I due giovani, Issa Mohammad, di 17 anni e Abdul Rashid di 16, hanno raccontato di schiaffi, percosse, umiliazioni e privazioni del sonno in puro stile Abu Ghraib. Ma questa volta sotto accusa è ancora la base Usa di Bagram e, per dirla tutta, le “Forze speciali” americani che gestirebbero, dentro il carcere annesso alla base, un altra galera, altrettanto speciale e riservata a metodi spicci e poco ortodossi, vietati – spiega bene il giornale americano – dal codice di condotta delle Forze armate, anche in regime di guerra. Evidenziando quindi che i metodi dell'epoca Bush non sono finiti nemmeno con l'era Obama.

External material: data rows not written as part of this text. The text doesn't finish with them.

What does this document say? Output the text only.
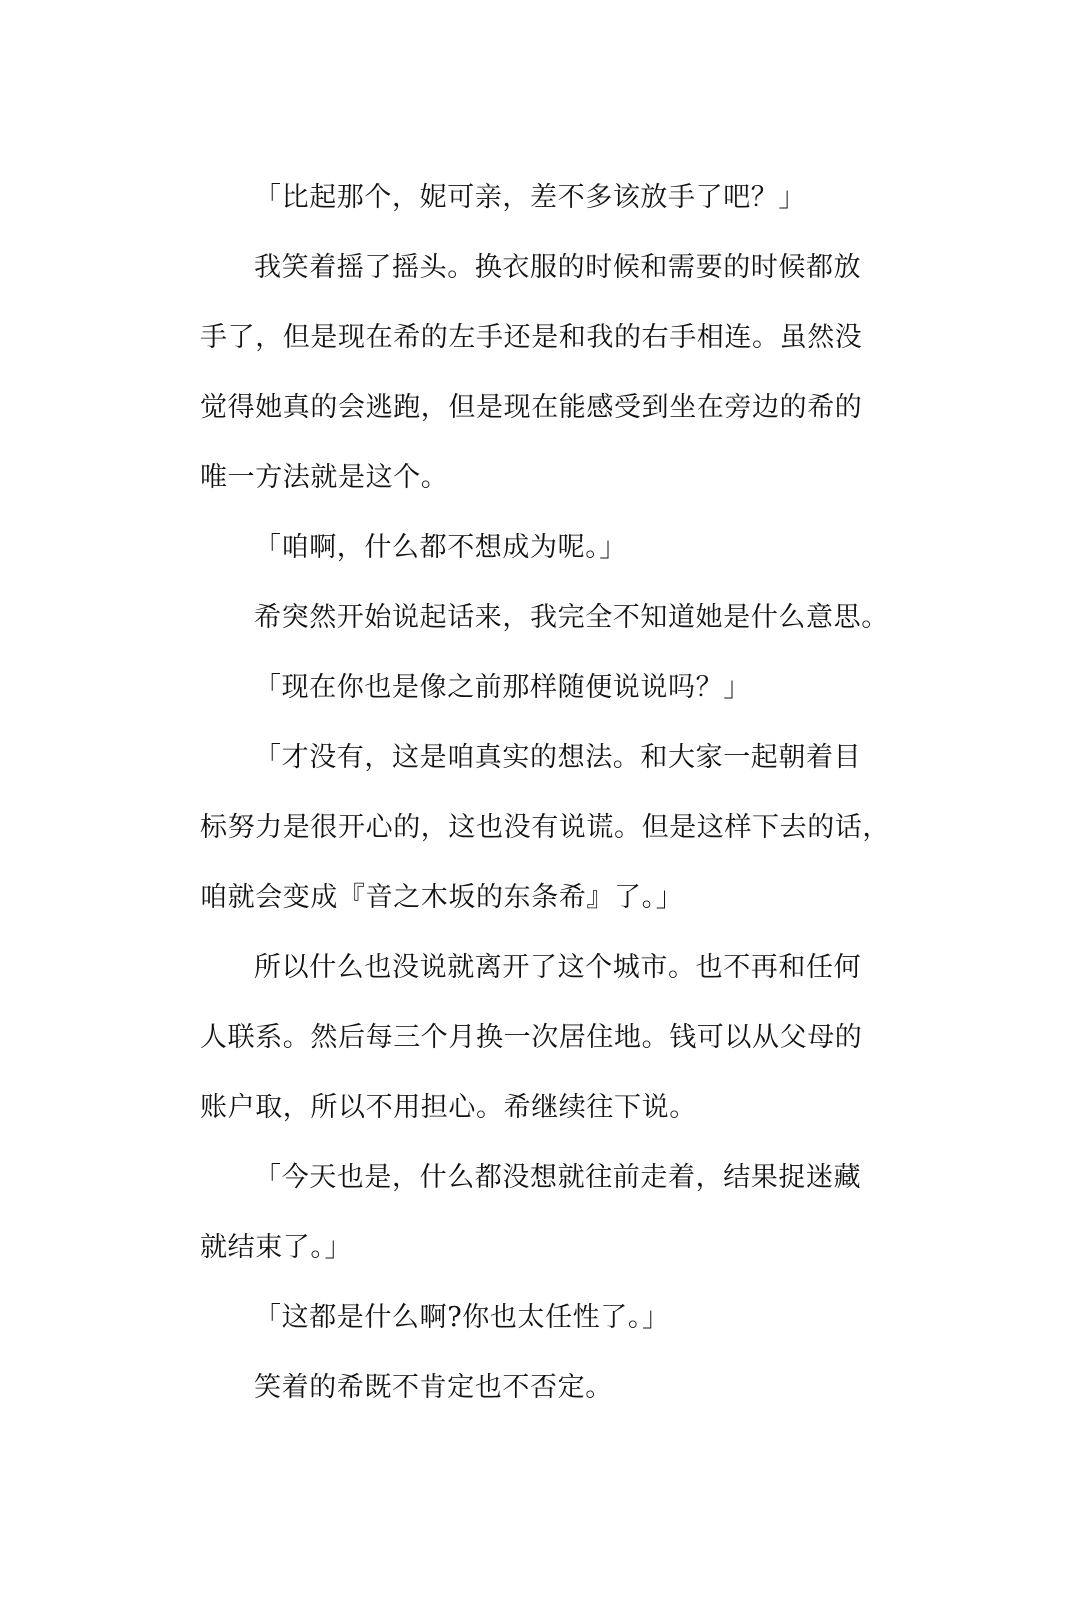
「比起那个，妮可亲，差不多该放手了吧？」
我笑着摇了摇头。换衣服的时候和需要的时候都放
手了，但是现在希的左手还是和我的右手相连。虽然没
觉得她真的会逃跑，但是现在能感受到坐在旁边的希的
唯一方法就是这个。
「咱啊，什么都不想成为呢。」
希突然开始说起话来，我完全不知道她是什么意思。
「现在你也是像之前那样随便说说吗？」
「才没有，这是咱真实的想法。和大家一起朝着目
标努力是很开心的，这也没有说谎。但是这样下去的话，
咱就会变成『音之木坂的东条希』了。」
所以什么也没说就离开了这个城市。也不再和任何
人联系。然后每三个月换一次居住地。钱可以从父母的
账户取，所以不用担心。希继续往下说。
「今天也是，什么都没想就往前走着，结果捉迷藏
就结束了。」
「这都是什么啊?你也太任性了。」
笑着的希既不肯定也不否定。
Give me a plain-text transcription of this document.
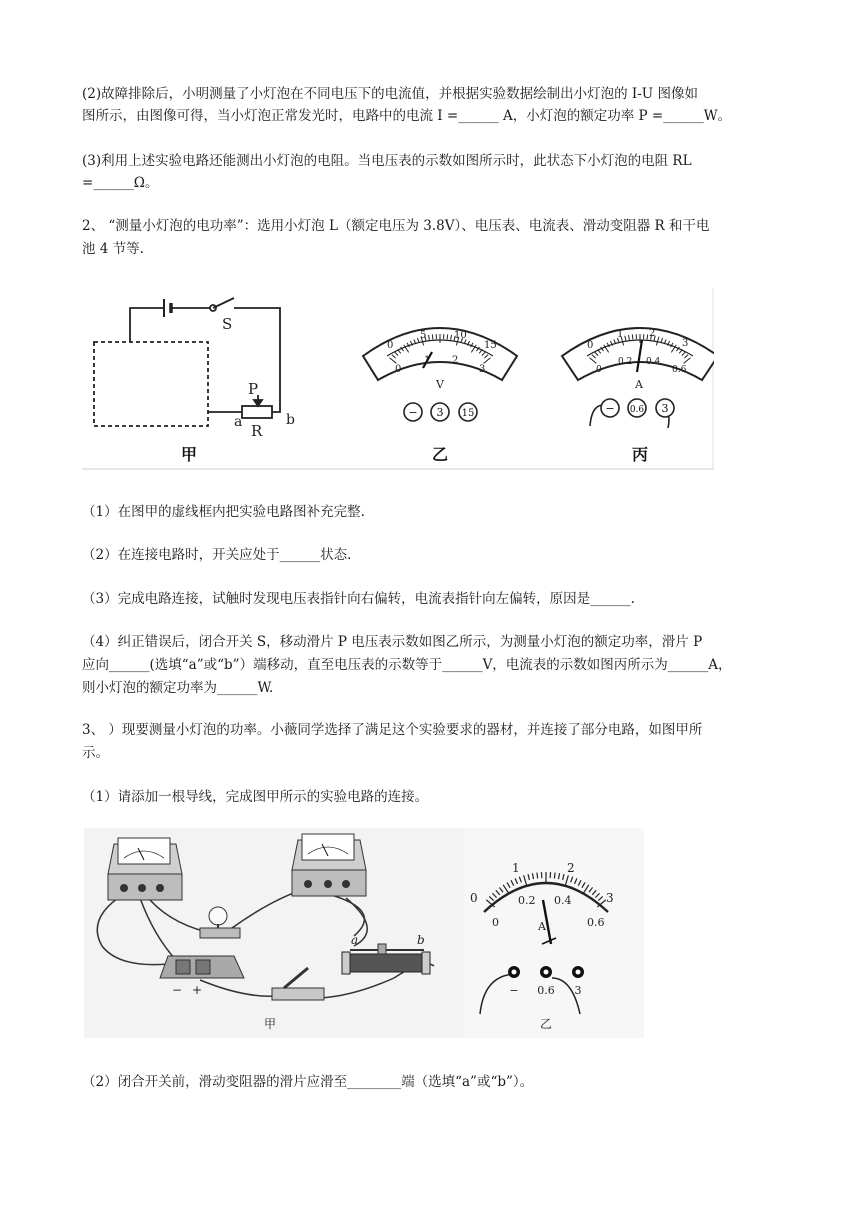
(2)故障排除后，小明测量了小灯泡在不同电压下的电流值，并根据实验数据绘制出小灯泡的 I-U 图像如
图所示，由图像可得，当小灯泡正常发光时，电路中的电流 I =______ A，小灯泡的额定功率 P =______W。
(3)利用上述实验电路还能测出小灯泡的电阻。当电压表的示数如图所示时，此状态下小灯泡的电阻 RL
=______Ω。
2、 “测量小灯泡的电功率”：选用小灯泡 L（额定电压为 3.8V）、电压表、电流表、滑动变阻器 R 和干电
池 4 节等.
S
P
a	b
R
甲
0
5	10
15
0
1 2
3
V
− 3 15
乙
0
1	2
3
0
0.2 0.4
0.6
A
− 0.6 3
丙
（1）在图甲的虚线框内把实验电路图补充完整.
（2）在连接电路时，开关应处于______状态.
（3）完成电路连接，试触时发现电压表指针向右偏转，电流表指针向左偏转，原因是______.
（4）纠正错误后，闭合开关 S，移动滑片 P 电压表示数如图乙所示，为测量小灯泡的额定功率，滑片 P
应向______(选填“a”或“b”）端移动，直至电压表的示数等于______V，电流表的示数如图丙所示为______A，
则小灯泡的额定功率为______W.
3、 ）现要测量小灯泡的功率。小薇同学选择了满足这个实验要求的器材，并连接了部分电路，如图甲所
示。
（1）请添加一根导线，完成图甲所示的实验电路的连接。
− +
a	b
甲
0
1	2
3
0
0.2 0.4
0.6
A
− 0.6 3
乙
（2）闭合开关前，滑动变阻器的滑片应滑至________端（选填“a”或“b”）。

“E' stato il periodo più brutto della mia vita, sarebbe stato meglio uccidermi...”, ha raccontato Rashid che non ha esitato a definire il trattamento peggiore di quello riservato a un animale. Arrestato nel distretto di Sabari (Khost) in primavera dopo un raid americano, Rashid, un falegname, viene trasferito a Bagram: è li che viene fotografato nudo, toccato a più riperse e umiliato a parole. Ma poi gli schiaffi diventano sberle e botte. Rashid vive in una piccola cella grande come il suo corpo steso, nutrito con cibo che gli viene gettato in contenitori di plastica. Ma quando cerca di dormire, le guardie fanno frastuono per impedirglielo. Un tormento che si somma al freddo, rigidissimo negli inverni afgani. Gli interrogatori sono a capo coperto ma Rashid non ha nulla da dire il che fa imbestialire i suoi torturatori. Che fanno di peggio: lo obbligano a guardare materiale pornografico mentre gli mostrano, per associazione, una foto di sua madre. “Non facevo- dice – che piangere”.

Mohammad invece, un contadino del distretto di Arghandab nella provincia di Kandahar, viene arrestato in marzo. Sempre durante un raid americano. Dopo due settimane in isolamento finisce nel “black hole” di Bagram: “...gli interrogatori duravano ore – ha raccontato – durante le quali mi urlavano addosso, mi battevano e mi prendevano a schiaffi dicendomi che dovevo dire loro la verità...”.
Un portavoce del dipartimento della Difesa interpellato dal giornale, Mark Wright, ha affermato che i militari non rispondono alle accuse di abusi a singoli detenuti, ha tuttavia sottolineato che tutti i prigionieri vengono trattati in maniera umana...e nel rispetto della Convenzione di Ginevra e della legge americana. Cosa che nessuno può controllare.